В смене высот, направлений и ролей меняется сама природа высказывания. Оно неотделимо от восходящего потока, от определенной ситуации. (А «ситуация» здесь – что-то вроде зеркальца, подставленного вдруг и с неожиданной стороны; способного обнаружить изнанку собственной логики.) У разговора двойная природа: это, собственно, встреча двух родов речи – внешней и внутренней.
Нужно пояснить, что «внутренней» речью нам представляется язык неготовый, почти неведомый. Ищущее себя высказывание, слово в процессе становления. Даже не слово еще, а нарождающаяся связь миметических разметок (проекций?), кольцующих смысловые темноты. Размышление-переживание, переживание-глоссолалия. Этот язык – ключ к твоему существованию, к твоему личному времени. Он лишает время самой губительной его способности: проходить бесследно. Стремление существовать в разговоре есть просто стремление существовать.

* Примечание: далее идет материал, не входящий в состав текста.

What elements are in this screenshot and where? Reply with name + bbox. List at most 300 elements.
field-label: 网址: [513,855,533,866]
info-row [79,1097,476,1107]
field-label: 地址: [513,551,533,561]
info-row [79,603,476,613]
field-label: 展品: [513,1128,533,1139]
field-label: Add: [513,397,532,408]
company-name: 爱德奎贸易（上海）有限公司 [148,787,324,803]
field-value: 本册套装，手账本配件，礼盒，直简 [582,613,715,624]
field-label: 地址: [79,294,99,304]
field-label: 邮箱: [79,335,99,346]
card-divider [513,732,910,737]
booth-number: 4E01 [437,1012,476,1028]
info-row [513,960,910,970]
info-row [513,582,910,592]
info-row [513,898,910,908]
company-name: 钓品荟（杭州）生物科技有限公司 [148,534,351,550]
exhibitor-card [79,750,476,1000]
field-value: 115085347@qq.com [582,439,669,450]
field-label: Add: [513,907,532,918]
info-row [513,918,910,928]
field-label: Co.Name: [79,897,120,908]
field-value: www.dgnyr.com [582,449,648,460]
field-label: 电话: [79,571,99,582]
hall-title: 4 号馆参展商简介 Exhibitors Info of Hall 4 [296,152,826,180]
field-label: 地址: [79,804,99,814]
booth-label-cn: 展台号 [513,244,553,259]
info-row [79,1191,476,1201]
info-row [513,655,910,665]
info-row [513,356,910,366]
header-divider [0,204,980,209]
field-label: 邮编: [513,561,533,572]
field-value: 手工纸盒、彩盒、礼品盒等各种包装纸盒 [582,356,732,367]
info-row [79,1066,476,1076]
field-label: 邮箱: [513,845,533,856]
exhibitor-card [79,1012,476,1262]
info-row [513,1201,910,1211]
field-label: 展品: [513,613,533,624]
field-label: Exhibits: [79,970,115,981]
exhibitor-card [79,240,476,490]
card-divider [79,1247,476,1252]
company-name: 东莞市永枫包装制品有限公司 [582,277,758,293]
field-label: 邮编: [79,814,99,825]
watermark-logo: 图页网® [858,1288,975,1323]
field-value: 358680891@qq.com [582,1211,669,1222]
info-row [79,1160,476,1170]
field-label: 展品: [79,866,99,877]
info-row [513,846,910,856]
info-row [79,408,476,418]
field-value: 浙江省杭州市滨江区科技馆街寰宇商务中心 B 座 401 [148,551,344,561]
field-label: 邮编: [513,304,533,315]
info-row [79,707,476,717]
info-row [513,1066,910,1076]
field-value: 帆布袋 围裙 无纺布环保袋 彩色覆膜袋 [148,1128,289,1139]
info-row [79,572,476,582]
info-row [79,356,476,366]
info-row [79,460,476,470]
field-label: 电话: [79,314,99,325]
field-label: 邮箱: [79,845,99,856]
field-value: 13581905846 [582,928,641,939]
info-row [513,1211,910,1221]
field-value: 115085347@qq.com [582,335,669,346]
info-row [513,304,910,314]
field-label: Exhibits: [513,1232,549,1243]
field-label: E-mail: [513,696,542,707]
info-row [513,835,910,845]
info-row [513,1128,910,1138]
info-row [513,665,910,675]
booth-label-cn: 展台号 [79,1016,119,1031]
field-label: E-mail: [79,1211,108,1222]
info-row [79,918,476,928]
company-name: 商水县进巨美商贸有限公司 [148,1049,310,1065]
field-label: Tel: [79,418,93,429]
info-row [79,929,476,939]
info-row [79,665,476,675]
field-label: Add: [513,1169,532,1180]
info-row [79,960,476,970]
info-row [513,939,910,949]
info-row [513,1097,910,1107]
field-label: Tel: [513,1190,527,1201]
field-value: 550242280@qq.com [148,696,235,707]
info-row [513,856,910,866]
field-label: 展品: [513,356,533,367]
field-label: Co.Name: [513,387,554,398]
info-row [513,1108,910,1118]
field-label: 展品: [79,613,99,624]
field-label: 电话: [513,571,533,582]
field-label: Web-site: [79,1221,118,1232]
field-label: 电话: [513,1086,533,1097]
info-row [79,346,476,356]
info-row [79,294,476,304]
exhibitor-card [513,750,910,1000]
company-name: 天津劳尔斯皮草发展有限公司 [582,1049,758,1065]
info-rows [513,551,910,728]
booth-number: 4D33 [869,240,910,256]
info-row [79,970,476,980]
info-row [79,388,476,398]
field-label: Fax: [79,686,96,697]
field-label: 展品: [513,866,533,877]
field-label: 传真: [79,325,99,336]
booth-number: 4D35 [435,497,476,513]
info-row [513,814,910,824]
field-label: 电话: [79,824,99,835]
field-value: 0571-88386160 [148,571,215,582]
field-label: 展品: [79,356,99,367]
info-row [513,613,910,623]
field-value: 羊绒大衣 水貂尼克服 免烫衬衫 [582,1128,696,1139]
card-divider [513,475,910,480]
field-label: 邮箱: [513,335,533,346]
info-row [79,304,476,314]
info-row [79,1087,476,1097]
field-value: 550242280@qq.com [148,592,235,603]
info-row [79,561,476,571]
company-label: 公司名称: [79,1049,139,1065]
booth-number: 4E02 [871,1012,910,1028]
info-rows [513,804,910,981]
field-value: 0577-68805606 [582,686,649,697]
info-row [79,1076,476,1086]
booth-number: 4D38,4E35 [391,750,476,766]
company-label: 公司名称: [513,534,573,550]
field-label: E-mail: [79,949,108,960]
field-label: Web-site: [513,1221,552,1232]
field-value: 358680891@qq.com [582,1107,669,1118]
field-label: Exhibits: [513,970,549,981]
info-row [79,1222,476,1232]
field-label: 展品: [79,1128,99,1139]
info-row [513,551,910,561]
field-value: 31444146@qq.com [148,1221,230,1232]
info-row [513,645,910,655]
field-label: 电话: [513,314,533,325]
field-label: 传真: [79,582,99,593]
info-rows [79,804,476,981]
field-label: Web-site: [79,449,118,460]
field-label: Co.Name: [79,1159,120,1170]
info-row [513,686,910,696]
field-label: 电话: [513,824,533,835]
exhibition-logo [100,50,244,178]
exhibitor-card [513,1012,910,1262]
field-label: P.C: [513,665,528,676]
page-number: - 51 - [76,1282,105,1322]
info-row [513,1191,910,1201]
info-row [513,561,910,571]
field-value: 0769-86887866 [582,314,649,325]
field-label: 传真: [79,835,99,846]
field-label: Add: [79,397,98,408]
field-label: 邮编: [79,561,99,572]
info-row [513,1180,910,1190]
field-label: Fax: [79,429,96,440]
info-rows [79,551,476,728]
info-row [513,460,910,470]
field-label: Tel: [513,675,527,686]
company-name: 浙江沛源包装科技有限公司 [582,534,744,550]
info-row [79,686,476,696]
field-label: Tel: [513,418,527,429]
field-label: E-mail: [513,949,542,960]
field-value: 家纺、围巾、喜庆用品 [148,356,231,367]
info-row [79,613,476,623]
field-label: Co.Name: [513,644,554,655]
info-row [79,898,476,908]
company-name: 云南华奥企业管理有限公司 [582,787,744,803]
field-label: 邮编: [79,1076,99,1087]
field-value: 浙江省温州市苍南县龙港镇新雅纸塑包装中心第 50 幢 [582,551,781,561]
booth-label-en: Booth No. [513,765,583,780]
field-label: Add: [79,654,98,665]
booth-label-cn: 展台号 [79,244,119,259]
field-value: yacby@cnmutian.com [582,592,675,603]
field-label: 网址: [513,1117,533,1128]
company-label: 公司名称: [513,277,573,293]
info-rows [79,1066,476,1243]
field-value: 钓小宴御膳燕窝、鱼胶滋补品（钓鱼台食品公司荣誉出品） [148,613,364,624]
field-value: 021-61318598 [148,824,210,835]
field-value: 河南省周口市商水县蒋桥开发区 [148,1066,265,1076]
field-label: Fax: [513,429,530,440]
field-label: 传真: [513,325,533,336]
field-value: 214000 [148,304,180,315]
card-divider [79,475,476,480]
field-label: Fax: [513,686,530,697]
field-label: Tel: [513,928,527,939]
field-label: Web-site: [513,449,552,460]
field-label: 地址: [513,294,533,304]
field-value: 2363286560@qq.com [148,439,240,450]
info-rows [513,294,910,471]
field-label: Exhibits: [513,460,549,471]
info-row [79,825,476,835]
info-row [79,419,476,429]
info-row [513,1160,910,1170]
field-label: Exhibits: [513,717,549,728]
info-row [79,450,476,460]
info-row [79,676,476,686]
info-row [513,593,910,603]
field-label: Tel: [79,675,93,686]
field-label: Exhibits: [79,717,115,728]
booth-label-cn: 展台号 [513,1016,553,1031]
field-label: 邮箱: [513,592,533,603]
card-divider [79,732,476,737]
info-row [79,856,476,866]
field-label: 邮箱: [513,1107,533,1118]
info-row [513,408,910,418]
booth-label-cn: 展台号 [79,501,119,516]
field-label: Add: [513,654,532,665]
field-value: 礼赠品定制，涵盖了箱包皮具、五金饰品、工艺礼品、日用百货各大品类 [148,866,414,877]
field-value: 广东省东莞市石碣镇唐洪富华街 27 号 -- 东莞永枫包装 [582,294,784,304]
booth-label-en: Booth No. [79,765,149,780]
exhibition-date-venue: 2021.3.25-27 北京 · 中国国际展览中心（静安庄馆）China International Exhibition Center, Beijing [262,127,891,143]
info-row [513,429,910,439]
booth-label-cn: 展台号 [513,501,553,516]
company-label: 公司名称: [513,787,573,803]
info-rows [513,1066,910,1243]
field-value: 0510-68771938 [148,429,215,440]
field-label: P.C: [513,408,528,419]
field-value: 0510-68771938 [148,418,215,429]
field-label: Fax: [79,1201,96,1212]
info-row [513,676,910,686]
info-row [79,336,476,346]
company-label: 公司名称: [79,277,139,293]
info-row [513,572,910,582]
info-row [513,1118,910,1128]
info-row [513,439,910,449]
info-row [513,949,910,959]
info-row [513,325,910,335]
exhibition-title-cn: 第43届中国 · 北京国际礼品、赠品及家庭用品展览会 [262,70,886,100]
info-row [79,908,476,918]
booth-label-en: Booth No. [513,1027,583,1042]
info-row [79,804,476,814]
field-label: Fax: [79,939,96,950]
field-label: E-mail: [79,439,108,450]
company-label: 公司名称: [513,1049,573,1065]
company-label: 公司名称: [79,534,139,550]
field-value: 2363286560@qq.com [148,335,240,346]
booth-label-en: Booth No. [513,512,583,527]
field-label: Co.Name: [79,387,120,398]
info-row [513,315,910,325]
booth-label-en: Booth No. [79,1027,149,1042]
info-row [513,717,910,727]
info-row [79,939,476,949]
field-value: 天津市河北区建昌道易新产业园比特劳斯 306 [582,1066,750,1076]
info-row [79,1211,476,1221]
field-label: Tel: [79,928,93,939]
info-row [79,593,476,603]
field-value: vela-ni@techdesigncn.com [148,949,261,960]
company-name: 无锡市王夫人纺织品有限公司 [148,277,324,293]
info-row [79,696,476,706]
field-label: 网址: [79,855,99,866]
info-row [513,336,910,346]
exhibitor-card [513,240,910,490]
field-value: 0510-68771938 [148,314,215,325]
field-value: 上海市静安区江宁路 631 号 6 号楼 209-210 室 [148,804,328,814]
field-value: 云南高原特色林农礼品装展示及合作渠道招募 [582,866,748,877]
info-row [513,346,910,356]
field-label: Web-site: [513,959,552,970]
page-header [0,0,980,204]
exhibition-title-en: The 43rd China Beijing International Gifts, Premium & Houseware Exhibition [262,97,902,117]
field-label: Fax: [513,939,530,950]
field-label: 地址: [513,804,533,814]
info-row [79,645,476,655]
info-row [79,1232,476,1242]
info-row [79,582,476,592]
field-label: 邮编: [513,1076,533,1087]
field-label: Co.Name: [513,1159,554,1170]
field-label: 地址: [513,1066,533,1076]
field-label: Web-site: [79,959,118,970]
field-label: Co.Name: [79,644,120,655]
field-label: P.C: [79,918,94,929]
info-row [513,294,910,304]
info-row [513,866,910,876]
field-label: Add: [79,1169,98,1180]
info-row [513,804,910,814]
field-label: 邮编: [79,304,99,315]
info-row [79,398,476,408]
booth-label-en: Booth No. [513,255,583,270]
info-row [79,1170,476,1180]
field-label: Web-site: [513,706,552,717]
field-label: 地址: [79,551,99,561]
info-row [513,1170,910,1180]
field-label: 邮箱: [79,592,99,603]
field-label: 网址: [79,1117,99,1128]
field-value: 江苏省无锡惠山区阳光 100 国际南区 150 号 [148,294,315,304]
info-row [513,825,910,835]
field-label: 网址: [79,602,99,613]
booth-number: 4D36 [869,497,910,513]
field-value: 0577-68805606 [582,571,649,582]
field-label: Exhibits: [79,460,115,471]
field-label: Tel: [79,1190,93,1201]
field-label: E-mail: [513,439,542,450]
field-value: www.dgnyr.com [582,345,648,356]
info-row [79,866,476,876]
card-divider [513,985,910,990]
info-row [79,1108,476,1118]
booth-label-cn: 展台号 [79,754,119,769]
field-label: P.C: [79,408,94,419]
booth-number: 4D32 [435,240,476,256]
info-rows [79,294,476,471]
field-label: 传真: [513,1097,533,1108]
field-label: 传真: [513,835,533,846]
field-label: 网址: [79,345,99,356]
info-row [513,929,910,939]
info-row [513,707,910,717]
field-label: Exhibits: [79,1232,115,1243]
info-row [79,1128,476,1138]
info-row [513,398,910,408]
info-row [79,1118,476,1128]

Искушенный читатель, полагаю, уже подметил в нашем описании неведомого «разговорного» языка какие-то знакомые характеристики. Действительно: диалогичность, плюрализм, переключение точек зрения, культ корректности. Именно эти или подобные признаки видит в себе постмодернистский тип мышления. То есть наш искомый язык, похоже, давно найден и хорошо разработан, многие им успешно пользуются.
Но, на мой взгляд, найдено не то и не там. Есть род языковых практик, создающих как бы буферную зону между человеком и его истинным положением. Для нашей интуиции этот язык – иностранный. Положите запрет на десяток ключевых слов (вроде того же «дискурса»), и объясниться станет невозможно.
Мы назвали эти слова ключевыми, и напрасно. Они, скорее, напоминают отмычку. Ответ всегда находится в ожидаемом месте. (Например, как-то по человечески понятно, что систему, которая все – от стилевых предпочтений до самоубийства – объясняет как «художественный жест», надо немедленно упразднять: она
Можно заметить, что само качество такого дискурса поразительно соприродно какому-то взвешенному, теряющему ориентиры культурному состоянию. И здесь, в языке, в характере последовательности та же потерянность, расслабленно-конвульсивный ритм движения мысли, особая фактура, что ли, самого мыслительного процесса, приблизительно определяемая выражением «хорошая мина при плохой игре».
Все-таки мы ждем от мысли смелости. А это мысль не только несмелая, но изначально и навсегда испуганная. Причем испуганная всего лишь за свою репутацию. Отсюда вся двусмысленность, речь не от себя, попятное движение описаний, как будто пытающихся спрятаться за собственную спину. «…Любое утверждение приписывается игре, где ты играешь как другой и где другой проигрывает, хотя играешь ты».[7]
Понятно, чем в первую очередь отличаются от «разговора» эти по-своему виртуозные упражнения мысли: они не учитывают и даже не предполагают собеседника. Абсолютная незаинтересованность в диалоге, странное равнодушие к другим возможностям и гипотезам, к другому языку, не культивирующему их эзотерическую лексику. Сектантская, отчасти колонизаторская спесь.
Казалось бы, мысли необходимо сравнивать и сомневаться. Но это, видимо, не совсем мышление. Скорее, принявшая облик мышления выхолощенная художественная практика.
Такое предположение отчасти объясняет своеобразное понимание «реальности» в постмодернистской системе представлений. Искусство порождает новую реальность, а с реальностью существующей вступает в сложные отношения обмена, конкуренции и борьбы за независимость. Но постмодернистское мышление, видимо, неотчетливо понимает собственную природу и не считает себя художественной практикой. Свою игровую двойную бухгалтерию оно полагает «гамбургским счетом». И тут отношения не могут идти гладко, концы с концами всегда не сходятся.
Не заметив подмены в своей трактовке реальности, постмодернизм, однако, замечает, как неузнаваемо изменился ее облик. Такой реальности действительно не стоит доверять, и постмодернисты по-своему правы, настаивая на том, что природа их реальности мнима, а интуиция и живое восприятие отменены (или в более осторожной редакции «отложены»).